Arzi B, DuRaine G D, Lee C A, Huey D J, Borjesson D L, Murphy B G, Hu J C Y, Baumgarth N, Athanasiou K A
Department of Biomedical Engineering, University of California, Davis, CA, USA; Department of Surgical and Radiological Sciences, School of Veterinary Medicine, University of California, Davis, CA, USA.
Department of Biomedical Engineering, University of California, Davis, CA, USA.
Acta Biomater. 2015 Sep;23:72-81. doi: 10.1016/j.actbio.2015.05.025. Epub 2015 May 28.
The ability to repair damaged cartilage is a major goal of musculoskeletal tissue engineering. Allogeneic (same species, different individual) or xenogeneic (different species) sources can provide an attractive source of chondrocytes for cartilage tissue engineering, since autologous (same individual) cells are scarce. Immune rejection of non-autologous hyaline articular cartilage has seldom been considered due to the popular notion of "cartilage immunoprivilege". The objective of this study was to determine the suitability of allogeneic and xenogeneic engineered neocartilage tissue for cartilage repair. To address this, scaffold-free tissue engineered articular cartilage of syngeneic (same genetic background), allogeneic, and xenogeneic origin were implanted into two different locations of the rabbit knee (n=3 per group/location). Xenogeneic engineered cartilage and control xenogeneic chondral explants provoked profound innate inflammatory and adaptive cellular responses, regardless of transplant location. Cytological quantification of immune cells showed that, while allogeneic neocartilage elicited an immune response in the patella, negligible responses were observed when implanted into the trochlea; instead the responses were comparable to microfracture-treated empty defect controls.
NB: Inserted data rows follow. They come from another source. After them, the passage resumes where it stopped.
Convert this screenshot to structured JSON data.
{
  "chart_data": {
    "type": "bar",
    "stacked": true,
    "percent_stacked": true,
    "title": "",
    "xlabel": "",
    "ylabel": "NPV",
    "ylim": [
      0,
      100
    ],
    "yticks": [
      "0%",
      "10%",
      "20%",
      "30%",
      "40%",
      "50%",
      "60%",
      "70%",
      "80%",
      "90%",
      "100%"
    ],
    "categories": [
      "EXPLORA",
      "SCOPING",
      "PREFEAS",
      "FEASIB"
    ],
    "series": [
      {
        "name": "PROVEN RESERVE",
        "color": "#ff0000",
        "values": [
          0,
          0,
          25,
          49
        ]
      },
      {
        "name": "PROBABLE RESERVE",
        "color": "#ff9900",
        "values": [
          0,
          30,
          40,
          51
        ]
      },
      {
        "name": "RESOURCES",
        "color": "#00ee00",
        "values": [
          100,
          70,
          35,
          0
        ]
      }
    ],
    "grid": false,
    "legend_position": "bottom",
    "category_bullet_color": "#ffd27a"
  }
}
Allogeneic neocartilage survived within the trochlea implant site and demonstrated graft integration into the underlying bone. In conclusion, the knee joint cartilage does not represent an immune privileged site, strongly rejecting xenogeneic but not allogeneic chondrocytes in a location-dependent fashion. This difference in location-dependent survival of allogeneic tissue may be associated with proximity to the synovium.
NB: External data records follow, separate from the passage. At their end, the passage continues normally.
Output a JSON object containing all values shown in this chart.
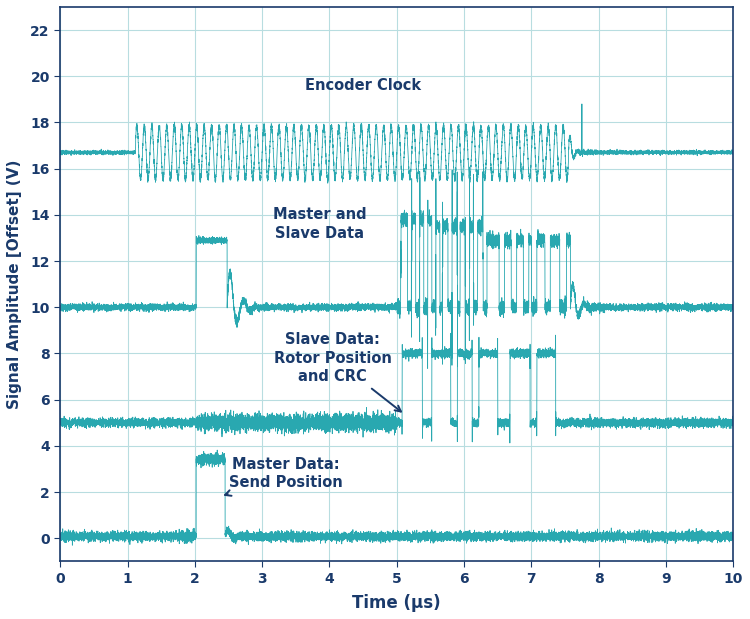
{
  "xlabel": "Time (μs)",
  "ylabel": "Signal Amplitude [Offset] (V)",
  "xlim": [
    0,
    10
  ],
  "ylim": [
    -1,
    23
  ],
  "xticks": [
    0,
    1,
    2,
    3,
    4,
    5,
    6,
    7,
    8,
    9,
    10
  ],
  "yticks": [
    0,
    2,
    4,
    6,
    8,
    10,
    12,
    14,
    16,
    18,
    20,
    22
  ],
  "signal_color": "#29a8b0",
  "bg_color": "#ffffff",
  "grid_color": "#b8dde0",
  "label_color": "#1a3a6b",
  "axis_color": "#1a3a6b",
  "clock_baseline": 16.7,
  "clock_amplitude": 1.15,
  "clock_freq": 9.0,
  "ms_baseline": 10.0,
  "sd_baseline": 5.0,
  "md_baseline": 0.08,
  "figsize": [
    7.5,
    6.19
  ],
  "dpi": 100
}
Through a series of in vivo studies this research demonstrates that articular cartilage is not fully immunoprivileged. In addition, we now show that anatomical location of the defect, even within the same joint compartment, strongly influences the degree of the resultant immune response. This is one of the first investigations to show that (1) immune tolerance to allogeneic tissue engineered cartilage and (2) subsequent implant survival are dependent on the implant location and proximity to the synovium.
修复受损软骨的能力是肌肉骨骼组织工程的一个主要目标。同种异体(同一物种,不同个体)或异种(不同物种)来源可为软骨组织工程提供有吸引力的软骨细胞来源,因为自体(同一个体)细胞稀缺。由于“软骨免疫赦免”这一普遍观念,非自体透明关节软骨的免疫排斥很少被考虑。本研究的目的是确定同种异体和异种工程化新生软骨组织用于软骨修复的适用性。为解决这一问题,将同基因(相同遗传背景)、同种异体和异种来源的无支架组织工程关节软骨植入兔膝关节的两个不同部位(每组/每个部位n = 3)。无论移植位置如何,异种工程化软骨和对照异种软骨外植体都会引发强烈的先天性炎症和适应性细胞反应。免疫细胞的细胞学定量分析表明,虽然同种异体新生软骨在髌骨中引发了免疫反应,但植入滑车时观察到的反应可忽略不计;相反,其反应与微骨折治疗的空缺损对照相当。同种异体新生软骨在滑车植入部位存活,并显示移植物与下方骨整合。总之,膝关节软骨不代表免疫赦免部位,以位置依赖的方式强烈排斥异种但不排斥同种异体软骨细胞。同种异体组织在位置依赖的存活方面的这种差异可能与滑膜的接近程度有关。
通过一系列体内研究,本研究表明关节软骨并非完全免疫赦免。此外,我们现在表明,缺损的解剖位置,即使在同一关节腔内,也会强烈影响由此产生的免疫反应程度。这是首批表明(1)对同种异体组织工程软骨的免疫耐受性和(2)随后的植入物存活取决于植入位置和与滑膜的接近程度的研究之一。